Le yin du protectionnisme contre le yang du libre-échange

extraits : L’écologie penche pour le protectionnisme, la démondialisation, en définitive la relocalisation. Historiquement les vagues de protectionnisme et de libre-échange se sont succédé depuis l’abolition en 1838 des Corn Laws qui protégeaient l’agriculture britannique. Depuis la crise de 2008, la protection est à nouveau à l’ordre du jour. Les effets positifs du libre-échange n’existent que par l’accélération de la croissance économique que cela entraîne, mais les conséquences globales sont néfastes. La concurrence internationale s’est accompagnée de délocalisation, de montée des inégalités, de chômage structurel et de déséquilibres socio-écologiques. Le « doux » commerce est en réalité une affaire de puissance, c’est le plus fort qui impose sa loi…

La souveraineté alimentaire, une notion dévoyée

extraits : Après la création de l’Organisation mondiale du commerce, en 1995, les États défendaient l’idée qu’il fallait ouvrir les marchés pour rendre l’alimentation moins chère et permettre aux pauvres de se nourrir. C’était n’importe quoi parce que la majorité de ceux qui ont du mal à survivre, ce sont les paysans pauvres, et baisser leurs revenus n’allait pas les aider. La souveraineté alimentaire est alors définie par Via Campesina (« la voie paysanne ») en réaction au libre-échange. C’est la capacité des peuples à décider de leur alimentation et convenir du modèle pour y parvenir, dans le respect de ceux qui travaillent la terre et des ressources naturelles.

8 réflexions sur “Trump ne peut gagner contre l’OMC”

  1. Trump ne faisait pas le poids contre le pape

    – « Pour la première fois depuis janvier, le président Donald Trump a quitté la « une » des journaux américains mais […] » (L’hommage laconique de Donald Trump au pape François, cinglant contempteur de sa politique migratoire – Le MONDE 21 avril 2025)

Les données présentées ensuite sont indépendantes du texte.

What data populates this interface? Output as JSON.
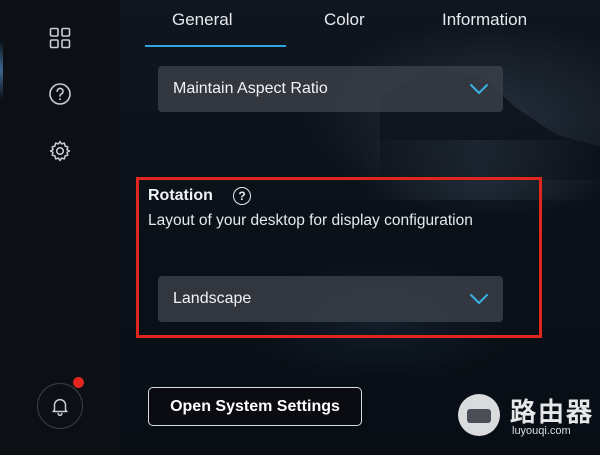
{
  "tabs": [
    {
      "label": "General",
      "active": true
    },
    {
      "label": "Color",
      "active": false
    },
    {
      "label": "Information",
      "active": false
    }
  ],
  "scaling": {
    "value": "Maintain Aspect Ratio"
  },
  "rotation": {
    "title": "Rotation",
    "help_symbol": "?",
    "description": "Layout of your desktop for display configuration",
    "value": "Landscape"
  },
  "actions": {
    "open_system_settings": "Open System Settings"
  },
  "sidebar": {
    "icons": [
      "grid-icon",
      "help-icon",
      "gear-icon",
      "bell-icon"
    ],
    "notification_badge": true
  },
  "colors": {
    "accent": "#2ea3dd",
    "highlight_box": "#e0261d",
    "badge": "#e0261d"
  },
  "watermark": {
    "cn": "路由器",
    "en": "luyouqi.com"
  }
}
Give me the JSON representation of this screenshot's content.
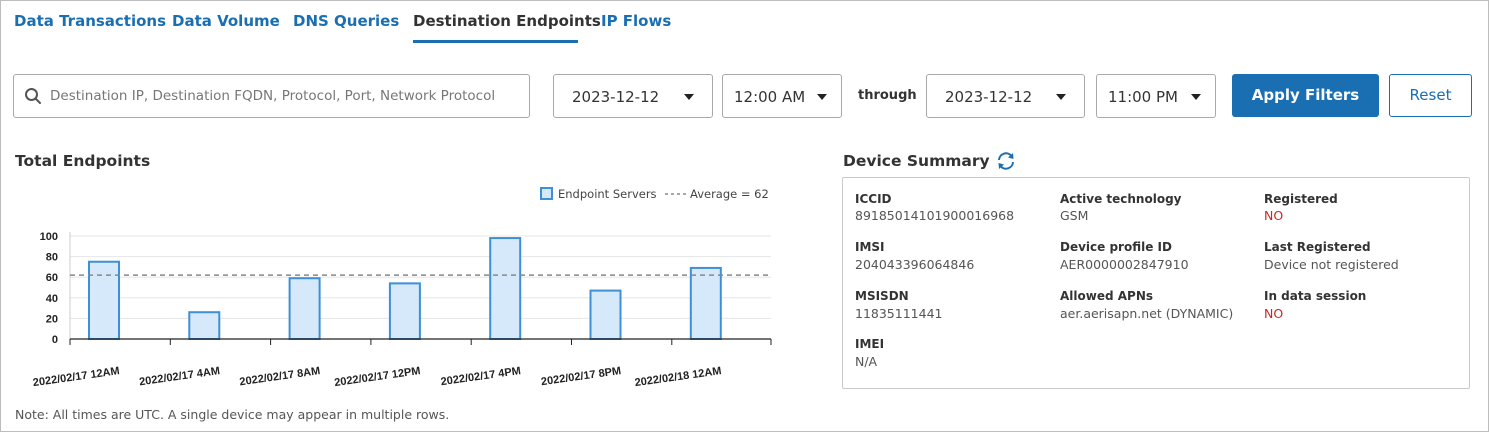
{
  "tabs": [
    {
      "label": "Data Transactions",
      "active": false
    },
    {
      "label": "Data Volume",
      "active": false
    },
    {
      "label": "DNS Queries",
      "active": false
    },
    {
      "label": "Destination Endpoints",
      "active": true
    },
    {
      "label": "IP Flows",
      "active": false
    }
  ],
  "filters": {
    "search_placeholder": "Destination IP, Destination FQDN, Protocol, Port, Network Protocol",
    "start_date": "2023-12-12",
    "start_time": "12:00 AM",
    "through_label": "through",
    "end_date": "2023-12-12",
    "end_time": "11:00 PM",
    "apply_label": "Apply Filters",
    "reset_label": "Reset"
  },
  "chart_section": {
    "title": "Total Endpoints"
  },
  "chart_data": {
    "type": "bar",
    "categories": [
      "2022/02/17 12AM",
      "2022/02/17 4AM",
      "2022/02/17 8AM",
      "2022/02/17 12PM",
      "2022/02/17 4PM",
      "2022/02/17 8PM",
      "2022/02/18 12AM"
    ],
    "series": [
      {
        "name": "Endpoint Servers",
        "values": [
          75,
          26,
          59,
          54,
          98,
          47,
          69
        ]
      }
    ],
    "average": {
      "label": "Average = 62",
      "value": 62
    },
    "yticks": [
      0,
      20,
      40,
      60,
      80,
      100
    ],
    "ylim": [
      0,
      100
    ],
    "legend_position": "top-right",
    "grid": true,
    "colors": {
      "bar_fill": "#d6e9fb",
      "bar_stroke": "#3d8fd6",
      "average_line": "#888888",
      "grid": "#e6e6e6"
    }
  },
  "device_summary": {
    "title": "Device Summary",
    "refresh_icon": "refresh-icon",
    "fields": [
      {
        "label": "ICCID",
        "value": "89185014101900016968",
        "status": false
      },
      {
        "label": "Active technology",
        "value": "GSM",
        "status": false
      },
      {
        "label": "Registered",
        "value": "NO",
        "status": true
      },
      {
        "label": "IMSI",
        "value": "204043396064846",
        "status": false
      },
      {
        "label": "Device profile ID",
        "value": "AER0000002847910",
        "status": false
      },
      {
        "label": "Last Registered",
        "value": "Device not registered",
        "status": false
      },
      {
        "label": "MSISDN",
        "value": "11835111441",
        "status": false
      },
      {
        "label": "Allowed APNs",
        "value": "aer.aerisapn.net (DYNAMIC)",
        "status": false
      },
      {
        "label": "In data session",
        "value": "NO",
        "status": true
      },
      {
        "label": "IMEI",
        "value": "N/A",
        "status": false
      }
    ]
  },
  "note": "Note: All times are UTC. A single device may appear in multiple rows.",
  "colors": {
    "accent": "#1a6fb3",
    "status_negative": "#c62828"
  }
}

    – « L’hommage de Donald Trump au pape François s’est limité à une brève déclaration sur les réseaux sociaux et lors de la chasse aux œufs de la Maison Blanche. […] »
    (Donald Trump rend hommage au pape François, mais les relations restent tendues –
    radiofrance.fr 22 avril 2025)

  2. malentendus et autres malentendants

    – « Vous faites de Karl Marx, un écologiste, un décroissant. Etes-vous fou ? Marx remettait en cause la propriété privée des moyens de production, mais pas le productivisme !
    Kohei Sato : Cette vision classique de Marx est simplement fausse. [etc.] »
    (Kohei Saito : « On ne sortira pas de la crise écologique en restant dans le capitalisme » alternatives-economiques.fr 26 Octobre 2024)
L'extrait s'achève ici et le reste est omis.